Bill would remove power of minister to appoint trustees to NHS charities in England

A private member's bill put forward by the Conservative Wendy Morton would allow such charities to become independent or move to a corporate model

Commons: debated bill last week
Commons: debated bill last week

The Secretary of State for Health would no longer have the power to appoint trustees to NHS charities in England under a private member’s bill debated in the House of Commons last week.

The NHS (Charitable Trusts Etc) Bill, brought forward by Wendy Morton, the Conservative MP for Aldridge-Brownhills, comes after a 2012 government consultation on NHS charities and would allow them greater independence.

NHS charities are currently regulated under both charity and NHS law and have either an NHS body as a trustee or have special trustees appointed by the Secretary of State for Health.

In its response to the 2012 consultation, published in 2014, the government stated its intention to allow NHS charities to become independent charities in their own right or to revert fully to the control of the trustees of the NHS body they are attached to.

During a debate on the bill in the House of Commons on Friday, Morton said that the 260 such charities operating throughout the country had raised more than £345m in the past financial year.

She said NHS charities had argued for the reform, saying government-appointed trustees could deter potential donors who might feel charities were not independent enough. This, she said, could reduce their ability to act in the best interests of beneficiaries.

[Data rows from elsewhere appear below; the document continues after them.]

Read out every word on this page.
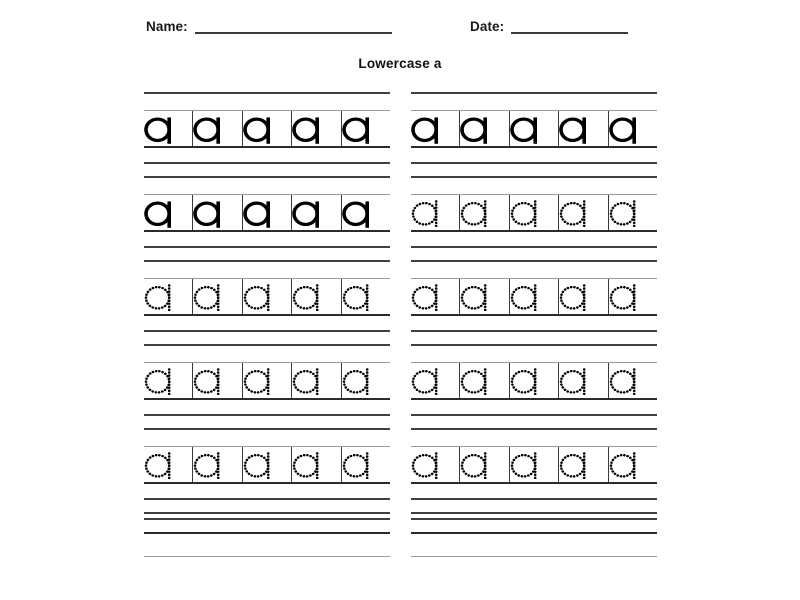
Name:	Date:
Lowercase a
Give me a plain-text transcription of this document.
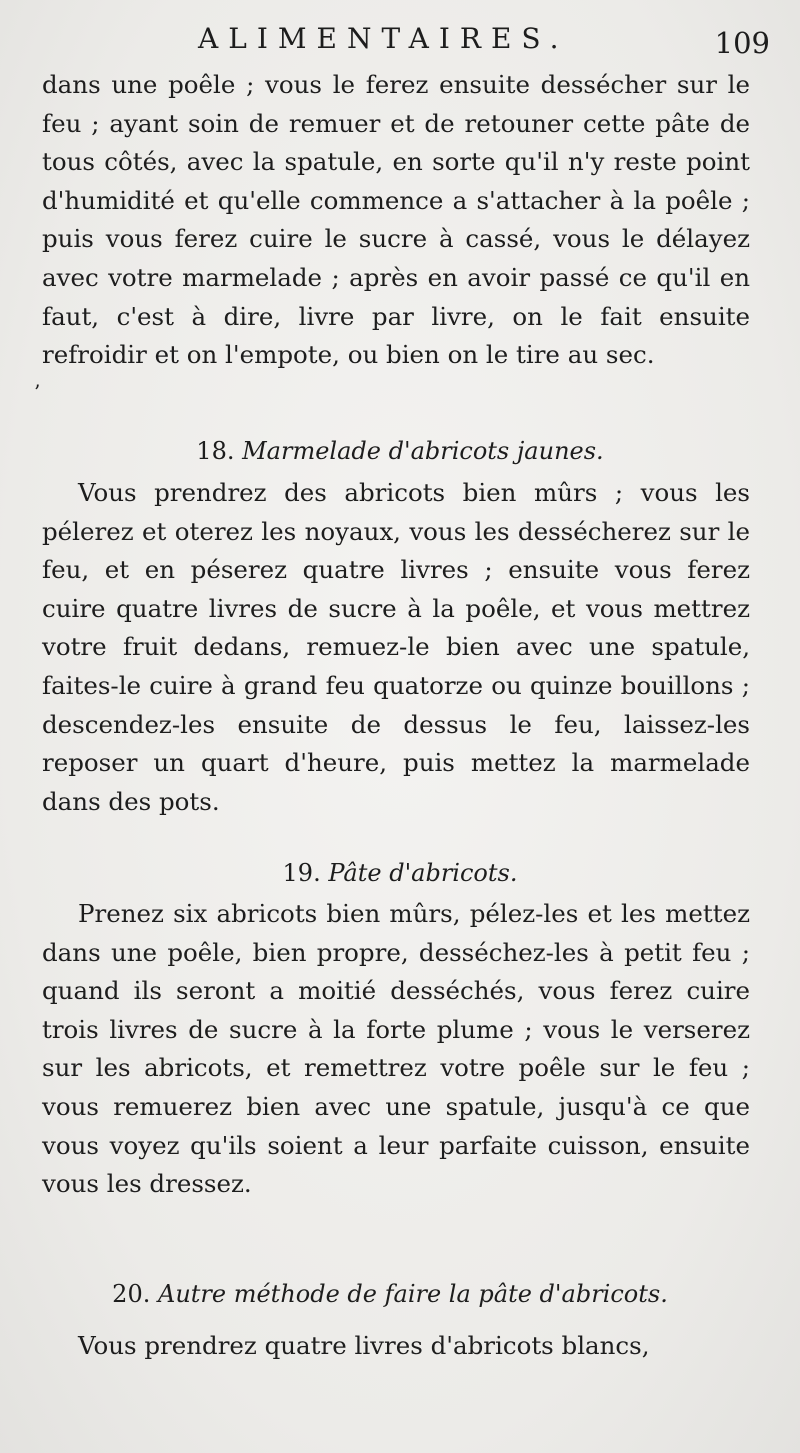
ALIMENTAIRES.	109

dans une poêle ; vous le ferez ensuite dessécher sur le feu ; ayant soin de remuer et de retouner cette pâte de tous côtés, avec la spatule, en sorte qu'il n'y reste point d'humidité et qu'elle commence a s'attacher à la poêle ; puis vous ferez cuire le sucre à cassé, vous le délayez avec votre marmelade ; après en avoir passé ce qu'il en faut, c'est à dire, livre par livre, on le fait ensuite refroidir et on l'empote, ou bien on le tire au sec.

’
18. Marmelade d'abricots jaunes.

Vous prendrez des abricots bien mûrs ; vous les pélerez et oterez les noyaux, vous les dessécherez sur le feu, et en péserez quatre livres ; ensuite vous ferez cuire quatre livres de sucre à la poêle, et vous mettrez votre fruit dedans, remuez-le bien avec une spatule, faites-le cuire à grand feu quatorze ou quinze bouillons ; descendez-les ensuite de dessus le feu, laissez-les reposer un quart d'heure, puis mettez la marmelade dans des pots.

19. Pâte d'abricots.

Prenez six abricots bien mûrs, pélez-les et les mettez dans une poêle, bien propre, desséchez-les à petit feu ; quand ils seront a moitié desséchés, vous ferez cuire trois livres de sucre à la forte plume ; vous le verserez sur les abricots, et remettrez votre poêle sur le feu ; vous remuerez bien avec une spatule, jusqu'à ce que vous voyez qu'ils soient a leur parfaite cuisson, ensuite vous les dressez.

20. Autre méthode de faire la pâte d'abricots.

Vous prendrez quatre livres d'abricots blancs,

She said: "By repealing the powers of the Secretary of State for Health to appoint trustees to NHS bodies in England and to appoint special trustees in England, the bill draws to a conclusion the transition process for NHS charities, which are expected to move either to an independent model or to a corporate model. It creates certainty and clarity within the existing complex bureaucratic structure.

"It provides greater freedom to attract additional funding and gives trustees much greater protection from liability."

She said six charities had made the move to full independence, including: Barts Charity, which raises money for Barts Health NHS Trust; Liverpool’s Alder Hey; Birmingham Children’s Hospital Charity; London’s Guy’s and St Thomas’ Charity; and the Royal Brompton and Harefield Hospital Charitable Fund.

Morton said: "They are all able to benefit from greater independence and less bureaucracy."

Morton also sought to reassure MPs that a transition to non-government-appointed trustees would still maintain accountability at NHS charities.

The bill also includes a specific provision for the Great Ormond Street Hospital Children’s Charity, which receives the royalties from all publications and performances related to the children’s book Peter Pan.

The author, JM Barrie, gave the rights to the story to the charity in 1929, and when the copyright expired in 1987, 50 years after his death, special legislation was put in place to allow the charity to continue receiving royalties in perpetuity through government-appointed special trustees.

Morton’s bill would allow the charity to continue receiving these royalties, even if it takes advantage of the opportunity to become an independent body with its own trustees.

If the bill were not passed, she said, "quite simply, the charity would not be able to complete the move to independence".

She said: "So the hospital would have to run two charities: one would be the independent arm; the other would be the existing one into which the royalties from Peter Pan would be transferred.

"That would mean a duplication of work and more bureaucracy. When the charity goes out to raise funds, it needs to provide certainty to the public."

The bill was passed to the committee stage.

- The story originally said that the debate on the bill was adjourned until 4 December.